Début de la marque Fender guitares électriques

L’évolution des instruments de musique traditionnels ralenti début du 20e siècle. Les Instruments tels que le violon, la flûte, le cor français et la harpe sont en grande partie les mêmes que ceux fabriqués tout au long des XVIIIe et xixe siècles. Des itérations progressives apparaissent; par exemple, la » nouvelle famille de violons  » a commencé en 1964 à fournir des violons de tailles différentes pour élargir la gamme de sons disponibles., Le ralentissement du développement était une réponse pratique au ralentissement concomitant de la taille de l’orchestre et de la salle. Malgré cette tendance dans les instruments traditionnels, le développement de nouveaux instruments de musique a explosé au XXe siècle, et la variété des instruments développés éclipse toute période antérieure.
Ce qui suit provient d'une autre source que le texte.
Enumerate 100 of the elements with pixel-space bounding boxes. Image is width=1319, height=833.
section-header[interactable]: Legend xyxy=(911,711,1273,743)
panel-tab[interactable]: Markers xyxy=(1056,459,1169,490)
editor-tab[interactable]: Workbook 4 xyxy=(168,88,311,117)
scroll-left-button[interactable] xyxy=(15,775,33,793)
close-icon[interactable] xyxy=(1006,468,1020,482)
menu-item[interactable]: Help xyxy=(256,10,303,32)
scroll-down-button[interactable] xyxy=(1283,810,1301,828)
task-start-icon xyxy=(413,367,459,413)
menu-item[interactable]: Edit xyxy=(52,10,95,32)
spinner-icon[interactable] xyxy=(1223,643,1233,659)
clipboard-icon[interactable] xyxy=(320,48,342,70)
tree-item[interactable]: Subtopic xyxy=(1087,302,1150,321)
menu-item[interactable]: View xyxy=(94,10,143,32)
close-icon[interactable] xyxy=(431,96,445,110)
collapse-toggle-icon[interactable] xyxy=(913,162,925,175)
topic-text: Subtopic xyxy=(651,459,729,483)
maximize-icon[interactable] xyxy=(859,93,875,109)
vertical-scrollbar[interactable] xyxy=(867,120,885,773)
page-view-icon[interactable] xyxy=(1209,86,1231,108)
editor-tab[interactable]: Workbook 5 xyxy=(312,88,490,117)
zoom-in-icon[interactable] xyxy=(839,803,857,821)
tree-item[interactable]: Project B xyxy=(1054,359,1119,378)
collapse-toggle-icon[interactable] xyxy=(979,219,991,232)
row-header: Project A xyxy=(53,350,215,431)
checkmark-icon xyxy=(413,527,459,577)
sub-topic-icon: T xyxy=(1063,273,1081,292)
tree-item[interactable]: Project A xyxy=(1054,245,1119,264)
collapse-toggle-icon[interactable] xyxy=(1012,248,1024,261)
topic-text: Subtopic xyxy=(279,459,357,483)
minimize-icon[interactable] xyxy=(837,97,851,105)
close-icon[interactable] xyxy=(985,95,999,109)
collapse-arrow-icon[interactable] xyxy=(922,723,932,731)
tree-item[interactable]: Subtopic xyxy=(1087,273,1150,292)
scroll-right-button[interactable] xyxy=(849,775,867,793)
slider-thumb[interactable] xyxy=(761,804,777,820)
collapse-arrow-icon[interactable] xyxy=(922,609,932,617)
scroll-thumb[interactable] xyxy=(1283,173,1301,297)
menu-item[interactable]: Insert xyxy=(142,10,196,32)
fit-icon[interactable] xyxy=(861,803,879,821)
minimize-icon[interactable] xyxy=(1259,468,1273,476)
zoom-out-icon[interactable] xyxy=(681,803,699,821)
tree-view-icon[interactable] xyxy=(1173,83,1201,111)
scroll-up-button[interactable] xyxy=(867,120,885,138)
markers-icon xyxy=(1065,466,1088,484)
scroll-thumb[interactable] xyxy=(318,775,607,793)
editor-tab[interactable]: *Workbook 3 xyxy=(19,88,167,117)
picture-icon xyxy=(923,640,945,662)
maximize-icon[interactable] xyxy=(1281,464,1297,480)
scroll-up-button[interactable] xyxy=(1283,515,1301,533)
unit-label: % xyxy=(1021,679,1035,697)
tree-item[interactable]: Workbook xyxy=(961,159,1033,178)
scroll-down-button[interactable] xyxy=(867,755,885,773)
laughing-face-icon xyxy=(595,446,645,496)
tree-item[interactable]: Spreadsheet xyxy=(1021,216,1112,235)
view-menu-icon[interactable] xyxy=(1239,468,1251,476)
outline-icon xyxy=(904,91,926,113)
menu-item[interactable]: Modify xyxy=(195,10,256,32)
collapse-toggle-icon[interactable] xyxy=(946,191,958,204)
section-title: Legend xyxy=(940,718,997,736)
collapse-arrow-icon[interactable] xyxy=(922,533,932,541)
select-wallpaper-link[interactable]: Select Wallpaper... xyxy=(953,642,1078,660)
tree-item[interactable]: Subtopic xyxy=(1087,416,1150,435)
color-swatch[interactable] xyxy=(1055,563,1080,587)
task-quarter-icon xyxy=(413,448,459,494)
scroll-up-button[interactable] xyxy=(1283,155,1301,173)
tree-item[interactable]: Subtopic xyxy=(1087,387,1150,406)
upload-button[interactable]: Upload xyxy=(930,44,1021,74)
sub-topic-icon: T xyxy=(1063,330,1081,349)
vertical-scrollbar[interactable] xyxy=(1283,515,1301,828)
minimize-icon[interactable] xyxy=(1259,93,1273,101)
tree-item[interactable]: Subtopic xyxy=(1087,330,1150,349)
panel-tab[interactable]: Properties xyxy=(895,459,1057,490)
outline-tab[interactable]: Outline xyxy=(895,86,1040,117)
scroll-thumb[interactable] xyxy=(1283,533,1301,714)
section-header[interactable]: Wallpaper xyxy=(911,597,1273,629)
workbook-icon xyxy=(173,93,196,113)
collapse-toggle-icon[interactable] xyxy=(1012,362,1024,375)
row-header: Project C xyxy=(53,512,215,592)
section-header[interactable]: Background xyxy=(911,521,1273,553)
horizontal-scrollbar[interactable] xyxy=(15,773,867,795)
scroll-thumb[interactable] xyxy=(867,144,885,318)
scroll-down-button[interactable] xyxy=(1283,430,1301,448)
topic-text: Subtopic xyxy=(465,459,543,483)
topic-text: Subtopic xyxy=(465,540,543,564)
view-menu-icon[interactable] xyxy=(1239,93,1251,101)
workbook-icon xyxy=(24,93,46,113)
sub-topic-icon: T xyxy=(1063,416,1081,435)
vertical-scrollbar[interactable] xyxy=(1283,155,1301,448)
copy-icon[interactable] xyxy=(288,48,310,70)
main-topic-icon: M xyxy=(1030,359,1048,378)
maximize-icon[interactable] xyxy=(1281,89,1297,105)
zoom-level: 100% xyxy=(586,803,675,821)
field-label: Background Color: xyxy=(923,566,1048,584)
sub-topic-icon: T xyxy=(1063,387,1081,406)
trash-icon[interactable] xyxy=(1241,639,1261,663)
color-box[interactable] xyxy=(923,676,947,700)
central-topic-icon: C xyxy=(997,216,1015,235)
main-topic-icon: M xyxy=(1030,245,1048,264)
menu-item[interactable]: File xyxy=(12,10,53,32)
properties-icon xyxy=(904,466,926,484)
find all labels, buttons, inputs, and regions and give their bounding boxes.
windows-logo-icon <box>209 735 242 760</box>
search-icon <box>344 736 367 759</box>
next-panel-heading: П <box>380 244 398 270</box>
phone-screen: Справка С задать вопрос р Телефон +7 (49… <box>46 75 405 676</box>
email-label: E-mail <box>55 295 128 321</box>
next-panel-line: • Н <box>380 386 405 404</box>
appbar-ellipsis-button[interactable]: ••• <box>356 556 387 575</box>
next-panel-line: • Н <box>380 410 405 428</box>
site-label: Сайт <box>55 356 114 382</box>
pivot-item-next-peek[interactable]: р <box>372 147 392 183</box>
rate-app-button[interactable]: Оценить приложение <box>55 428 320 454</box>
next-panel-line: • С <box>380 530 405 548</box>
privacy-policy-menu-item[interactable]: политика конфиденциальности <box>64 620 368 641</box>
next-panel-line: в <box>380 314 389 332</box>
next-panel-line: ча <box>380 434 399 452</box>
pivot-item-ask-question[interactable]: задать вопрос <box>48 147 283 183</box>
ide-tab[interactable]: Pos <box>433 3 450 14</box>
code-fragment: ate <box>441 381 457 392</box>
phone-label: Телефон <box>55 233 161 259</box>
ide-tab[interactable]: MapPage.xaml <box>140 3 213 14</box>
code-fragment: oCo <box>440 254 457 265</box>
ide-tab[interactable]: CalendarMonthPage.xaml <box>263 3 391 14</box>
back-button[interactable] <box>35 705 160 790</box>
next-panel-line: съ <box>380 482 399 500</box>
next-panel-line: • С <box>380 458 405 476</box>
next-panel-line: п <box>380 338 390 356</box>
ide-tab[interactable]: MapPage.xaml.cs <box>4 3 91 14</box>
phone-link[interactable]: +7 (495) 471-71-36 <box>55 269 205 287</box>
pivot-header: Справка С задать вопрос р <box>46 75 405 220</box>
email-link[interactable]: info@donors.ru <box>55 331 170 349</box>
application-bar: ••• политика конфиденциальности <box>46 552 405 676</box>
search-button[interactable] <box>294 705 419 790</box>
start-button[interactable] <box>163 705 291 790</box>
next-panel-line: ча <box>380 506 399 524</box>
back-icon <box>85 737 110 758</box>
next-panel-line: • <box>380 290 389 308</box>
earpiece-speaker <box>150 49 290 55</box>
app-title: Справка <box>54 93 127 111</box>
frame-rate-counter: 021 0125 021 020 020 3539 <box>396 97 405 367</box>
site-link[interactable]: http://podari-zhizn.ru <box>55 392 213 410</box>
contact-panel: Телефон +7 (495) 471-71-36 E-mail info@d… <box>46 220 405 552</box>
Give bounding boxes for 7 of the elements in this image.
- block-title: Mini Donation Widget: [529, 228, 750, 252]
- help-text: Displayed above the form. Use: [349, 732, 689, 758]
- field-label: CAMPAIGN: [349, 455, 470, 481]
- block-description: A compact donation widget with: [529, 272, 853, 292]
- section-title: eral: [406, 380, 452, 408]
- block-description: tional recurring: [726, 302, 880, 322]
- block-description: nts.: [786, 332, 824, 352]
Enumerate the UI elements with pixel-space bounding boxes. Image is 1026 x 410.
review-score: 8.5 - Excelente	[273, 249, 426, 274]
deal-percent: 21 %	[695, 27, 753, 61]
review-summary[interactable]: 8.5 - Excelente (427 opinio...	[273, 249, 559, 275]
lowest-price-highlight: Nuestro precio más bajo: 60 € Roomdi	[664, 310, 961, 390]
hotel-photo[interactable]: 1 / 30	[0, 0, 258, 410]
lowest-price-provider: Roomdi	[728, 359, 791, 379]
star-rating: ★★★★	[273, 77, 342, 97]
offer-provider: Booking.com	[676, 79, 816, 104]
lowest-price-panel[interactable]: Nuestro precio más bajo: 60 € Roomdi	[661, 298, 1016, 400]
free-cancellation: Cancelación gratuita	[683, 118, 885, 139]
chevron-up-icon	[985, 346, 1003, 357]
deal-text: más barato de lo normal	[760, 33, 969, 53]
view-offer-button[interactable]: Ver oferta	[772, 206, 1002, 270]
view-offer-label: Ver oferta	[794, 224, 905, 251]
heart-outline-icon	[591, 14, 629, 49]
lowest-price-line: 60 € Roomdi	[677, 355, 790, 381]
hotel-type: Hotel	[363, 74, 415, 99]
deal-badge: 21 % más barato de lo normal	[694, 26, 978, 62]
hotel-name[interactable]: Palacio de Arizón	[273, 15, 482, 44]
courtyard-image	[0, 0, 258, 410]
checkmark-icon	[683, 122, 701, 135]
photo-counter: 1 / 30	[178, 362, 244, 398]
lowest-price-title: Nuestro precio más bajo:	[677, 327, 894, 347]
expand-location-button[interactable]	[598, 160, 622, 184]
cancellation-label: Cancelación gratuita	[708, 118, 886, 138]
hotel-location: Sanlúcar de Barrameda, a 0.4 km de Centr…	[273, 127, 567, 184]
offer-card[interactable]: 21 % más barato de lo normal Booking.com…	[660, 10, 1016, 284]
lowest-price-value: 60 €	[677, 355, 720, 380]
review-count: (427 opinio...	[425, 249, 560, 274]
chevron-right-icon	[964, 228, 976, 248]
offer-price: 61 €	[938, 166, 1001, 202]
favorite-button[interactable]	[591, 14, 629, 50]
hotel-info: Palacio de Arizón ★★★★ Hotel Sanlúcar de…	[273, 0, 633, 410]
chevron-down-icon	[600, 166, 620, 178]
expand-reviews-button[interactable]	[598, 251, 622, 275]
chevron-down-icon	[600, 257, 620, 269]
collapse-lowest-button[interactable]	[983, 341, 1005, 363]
la prolifération de l’électricité au 20ème siècle a conduit à la création d’une toute nouvelle catégorie d’instruments de musique: les instruments électroniques, ou électrophones., La grande majorité des électrophones produits dans la première moitié du 20ème siècle étaient ce que Sachs appelait des « instruments électromécaniques »; ils ont des pièces mécaniques qui produisent des vibrations sonores, et ces vibrations sont captées et amplifiées par des composants électriques. Des exemples d’instruments électromécaniques comprennent les orgues Hammond et les guitares électriques. Sachs a également défini une sous-catégorie d ‘ »instruments radioélectriques » tels que le thérémine, qui produit de la musique grâce aux mouvements de la main du Joueur autour de deux antennes.,

un synthétiseur modulaire Moog 55 de 1975

La seconde moitié du 20ème siècle a vu l’évolution des synthétiseurs, qui produisent du son à l’aide de circuits analogiques ou numériques et de Puces électroniques. À la fin des années 1960, Bob Moog et d’autres inventeurs ont développé les premiers synthétiseurs commerciaux, tels que le synthétiseur Moog. Alors qu’ils avaient rempli les salles, les synthétiseurs peut maintenant être intégré dans n’importe quel appareil électronique, et sont omniprésents dans la musique moderne., Les échantillonneurs, introduits vers 1980, permettent aux utilisateurs d’échantillonner et de réutiliser des sons existants, et ont été importants pour le développement du hip hop. 1982 a vu l’introduction du MIDI, un moyen standardisé de synchronisation des instruments électroniques qui reste un standard de l’industrie. La prolifération moderne des ordinateurs et des puces électroniques a créé une industrie des instruments de musique électroniques.